Я усмехнулась и смахнула пыль с табуретки.

– Садись. Меня воспитывала мачеха, Раиса, она родилась в этом доме, тут жила ее семья. Но все давно умерли, и Раиса, и ее мать, хата досталась по наследству мне, но, сама понимаешь, ею никто не пользуется. Впрочем, тут есть все для нормальной жизни. Вот смотри: в шкафу белье, одеяло, подушки. Наверное, отсырело немного, ты проветри. На кухне чайник, кастрюльки, посуда. Туалет на огороде, там же баня. Дрова в сарае. Вот еды нет! Зато воды навалом, колодец у забора.

– И что? – дрожащим голосом поинтересовалась Нюся.

– Останешься тут на неделю.

– Одна!!!

– Почему? Слева живет баба Катя, справа баба Мотя. Телевизора тут нет, радио тоже. Зато на чердаке найдешь море книг. Мать Раисы читать любила, там всего полно – от классики до пособий по кройке и шитью. Вот с едой будет плохо. Бабки питаются с огорода, хлеб пекут сами, тебя угощать не станут.

– И чего?

– А ничего, – я пожала плечами, – неделя робинзонады – и десять кило долой. Тут хоть головой о пол бейся, супермаркета не отыщешь! Впрочем, электричества тоже нет. В сарае есть канистра с керосином.

– Но я не умею топить печь!

– Эка наука! Наколешь дров.

– Как?

– Топором!

– Мама! – взвизгнула Нюся. – Офигеть можно! Топором!

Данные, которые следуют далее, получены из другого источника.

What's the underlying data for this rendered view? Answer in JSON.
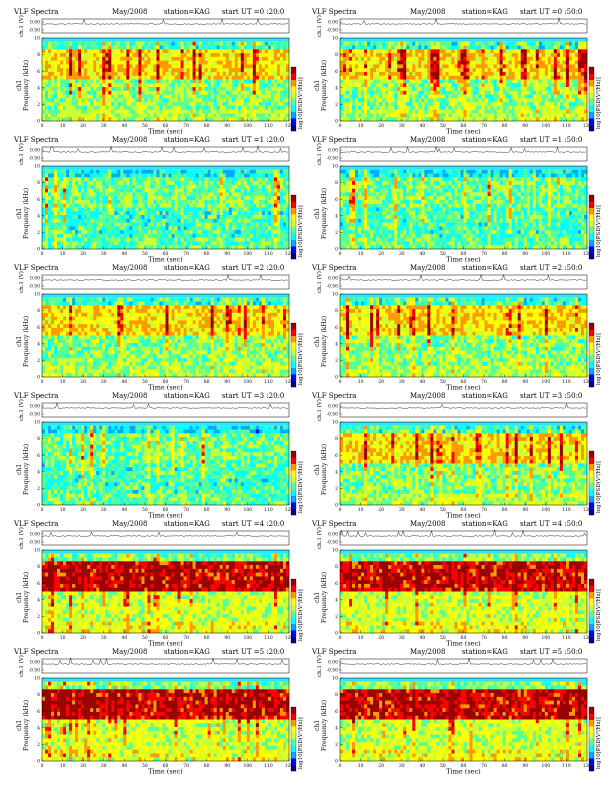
{
  "labels": {
    "title": "VLF Spectra",
    "date": "May/2008",
    "station": "station=KAG",
    "wave_axis": "ch.1 (V)",
    "freq_axis": "Frequency (kHz)",
    "freq_axis_prefix": "ch1",
    "time_axis": "Time  (sec)",
    "colorbar_label": "log10[PSD(V²/Hz)]"
  },
  "colors": {
    "spectrogram_scale": [
      "#000080",
      "#0000ff",
      "#00aaff",
      "#00ffff",
      "#55ff99",
      "#ccff33",
      "#ffff00",
      "#ff9900",
      "#ff0000",
      "#990000"
    ],
    "wave_line": "#000000"
  },
  "chart_data": [
    {
      "type": "heatmap",
      "start_label": "start  UT =0 :20:0",
      "band": "medium",
      "xlim": [
        0,
        120
      ],
      "ylim": [
        0,
        10
      ],
      "x_ticks": [
        "0",
        "10",
        "20",
        "30",
        "40",
        "50",
        "60",
        "70",
        "80",
        "90",
        "100",
        "110",
        "120"
      ],
      "y_ticks": [
        "0",
        "2",
        "4",
        "6",
        "8",
        "10"
      ],
      "wave_ticks": [
        "0.00",
        "-0.50"
      ]
    },
    {
      "type": "heatmap",
      "start_label": "start  UT =0 :50:0",
      "band": "medium",
      "xlim": [
        0,
        120
      ],
      "ylim": [
        0,
        10
      ],
      "x_ticks": [
        "0",
        "10",
        "20",
        "30",
        "40",
        "50",
        "60",
        "70",
        "80",
        "90",
        "100",
        "110",
        "120"
      ],
      "y_ticks": [
        "0",
        "2",
        "4",
        "6",
        "8",
        "10"
      ],
      "wave_ticks": [
        "0.00",
        "-0.50"
      ]
    },
    {
      "type": "heatmap",
      "start_label": "start  UT =1 :20:0",
      "band": "low",
      "xlim": [
        0,
        120
      ],
      "ylim": [
        0,
        10
      ],
      "x_ticks": [
        "0",
        "10",
        "20",
        "30",
        "40",
        "50",
        "60",
        "70",
        "80",
        "90",
        "100",
        "110",
        "120"
      ],
      "y_ticks": [
        "0",
        "2",
        "4",
        "6",
        "8",
        "10"
      ],
      "wave_ticks": [
        "0.00",
        "-0.50"
      ]
    },
    {
      "type": "heatmap",
      "start_label": "start  UT =1 :50:0",
      "band": "low",
      "xlim": [
        0,
        120
      ],
      "ylim": [
        0,
        10
      ],
      "x_ticks": [
        "0",
        "10",
        "20",
        "30",
        "40",
        "50",
        "60",
        "70",
        "80",
        "90",
        "100",
        "110",
        "120"
      ],
      "y_ticks": [
        "0",
        "2",
        "4",
        "6",
        "8",
        "10"
      ],
      "wave_ticks": [
        "0.00",
        "-0.50"
      ]
    },
    {
      "type": "heatmap",
      "start_label": "start  UT =2 :20:0",
      "band": "medium",
      "xlim": [
        0,
        120
      ],
      "ylim": [
        0,
        10
      ],
      "x_ticks": [
        "0",
        "10",
        "20",
        "30",
        "40",
        "50",
        "60",
        "70",
        "80",
        "90",
        "100",
        "110",
        "120"
      ],
      "y_ticks": [
        "0",
        "2",
        "4",
        "6",
        "8",
        "10"
      ],
      "wave_ticks": [
        "0.00",
        "-0.50"
      ]
    },
    {
      "type": "heatmap",
      "start_label": "start  UT =2 :50:0",
      "band": "medium",
      "xlim": [
        0,
        120
      ],
      "ylim": [
        0,
        10
      ],
      "x_ticks": [
        "0",
        "10",
        "20",
        "30",
        "40",
        "50",
        "60",
        "70",
        "80",
        "90",
        "100",
        "110",
        "120"
      ],
      "y_ticks": [
        "0",
        "2",
        "4",
        "6",
        "8",
        "10"
      ],
      "wave_ticks": [
        "0.00",
        "-0.50"
      ]
    },
    {
      "type": "heatmap",
      "start_label": "start  UT =3 :20:0",
      "band": "low",
      "xlim": [
        0,
        120
      ],
      "ylim": [
        0,
        10
      ],
      "x_ticks": [
        "0",
        "10",
        "20",
        "30",
        "40",
        "50",
        "60",
        "70",
        "80",
        "90",
        "100",
        "110",
        "120"
      ],
      "y_ticks": [
        "0",
        "2",
        "4",
        "6",
        "8",
        "10"
      ],
      "wave_ticks": [
        "0.00",
        "-0.50"
      ]
    },
    {
      "type": "heatmap",
      "start_label": "start  UT =3 :50:0",
      "band": "medium",
      "xlim": [
        0,
        120
      ],
      "ylim": [
        0,
        10
      ],
      "x_ticks": [
        "0",
        "10",
        "20",
        "30",
        "40",
        "50",
        "60",
        "70",
        "80",
        "90",
        "100",
        "110",
        "120"
      ],
      "y_ticks": [
        "0",
        "2",
        "4",
        "6",
        "8",
        "10"
      ],
      "wave_ticks": [
        "0.00",
        "-0.50"
      ]
    },
    {
      "type": "heatmap",
      "start_label": "start  UT =4 :20:0",
      "band": "high",
      "xlim": [
        0,
        120
      ],
      "ylim": [
        0,
        10
      ],
      "x_ticks": [
        "0",
        "10",
        "20",
        "30",
        "40",
        "50",
        "60",
        "70",
        "80",
        "90",
        "100",
        "110",
        "120"
      ],
      "y_ticks": [
        "0",
        "2",
        "4",
        "6",
        "8",
        "10"
      ],
      "wave_ticks": [
        "0.00",
        "-0.50"
      ]
    },
    {
      "type": "heatmap",
      "start_label": "start  UT =4 :50:0",
      "band": "high",
      "xlim": [
        0,
        120
      ],
      "ylim": [
        0,
        10
      ],
      "x_ticks": [
        "0",
        "10",
        "20",
        "30",
        "40",
        "50",
        "60",
        "70",
        "80",
        "90",
        "100",
        "110",
        "120"
      ],
      "y_ticks": [
        "0",
        "2",
        "4",
        "6",
        "8",
        "10"
      ],
      "wave_ticks": [
        "0.00",
        "-0.50"
      ]
    },
    {
      "type": "heatmap",
      "start_label": "start  UT =5 :20:0",
      "band": "high",
      "xlim": [
        0,
        120
      ],
      "ylim": [
        0,
        10
      ],
      "x_ticks": [
        "0",
        "10",
        "20",
        "30",
        "40",
        "50",
        "60",
        "70",
        "80",
        "90",
        "100",
        "110",
        "120"
      ],
      "y_ticks": [
        "0",
        "2",
        "4",
        "6",
        "8",
        "10"
      ],
      "wave_ticks": [
        "0.00",
        "-0.50"
      ]
    },
    {
      "type": "heatmap",
      "start_label": "start  UT =5 :50:0",
      "band": "high",
      "xlim": [
        0,
        120
      ],
      "ylim": [
        0,
        10
      ],
      "x_ticks": [
        "0",
        "10",
        "20",
        "30",
        "40",
        "50",
        "60",
        "70",
        "80",
        "90",
        "100",
        "110",
        "120"
      ],
      "y_ticks": [
        "0",
        "2",
        "4",
        "6",
        "8",
        "10"
      ],
      "wave_ticks": [
        "0.00",
        "-0.50"
      ]
    }
  ]
}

– Ну ладно, – вздохнула я, – пойду к бабкам, предупрежу, что у них временно новая соседка появится.

– Эй, Арина, постой!

– Ты же хотела потерять три кило? Так вот, гарантирую десять!

– Здесь мобильный не берет, – растерялась Нюся, глядя на свой роскошный «Нокиа».

– Естественно, ретрансляторов нет в радиусе ста километров. Тут медвежий угол, зато из речки можно воду пить, в лесу полно грибов, и еще на полянке растет земляника размером с кулак. Бабки ее не собирают.

– Арина! – взвыла Нюся. – Я не умею стелить белье! У меня для этого домработница есть!

– И сколько она весит?

– Не знаю, – удивилась Нюся, – килограмм пятьдесят, наверное.

– Вот видишь, как благотворно влияют на фигуру хлопоты по хозяйству, – резюмировала я и убежала.

На самом деле в Попугаихе все не так запущено. У бабок туго набитые погреба. У Моти имеется мотоцикл, на котором она, несмотря на семидесятипятилетний возраст, лихо рулит по дороге. А Катя – фельдшерица и в случае чего способна оказать первую помощь. Получив от меня в подарок по коробке шоколадных конфет и узнав, что к ним прибыла для похудания городская дама, да еще писательница, бабки развеселились до чрезвычайности.

– Ну, таперича у нас с тобой бесплатный цирк будет, – оживилась Мотя.

– Поглядим, как она керосинку вздует, – раздухарилась Катя.

– Вы, главное, ее не угощайте!

– Ни крошечки не отсыпем, не сумлевайся, Вилка, греби в свою Москву оглашенную, – сказала Мотя.

– Но мне не надо, чтобы она и от голода умерла, – решила предупредить я, – уж объясните ей про печь и баню.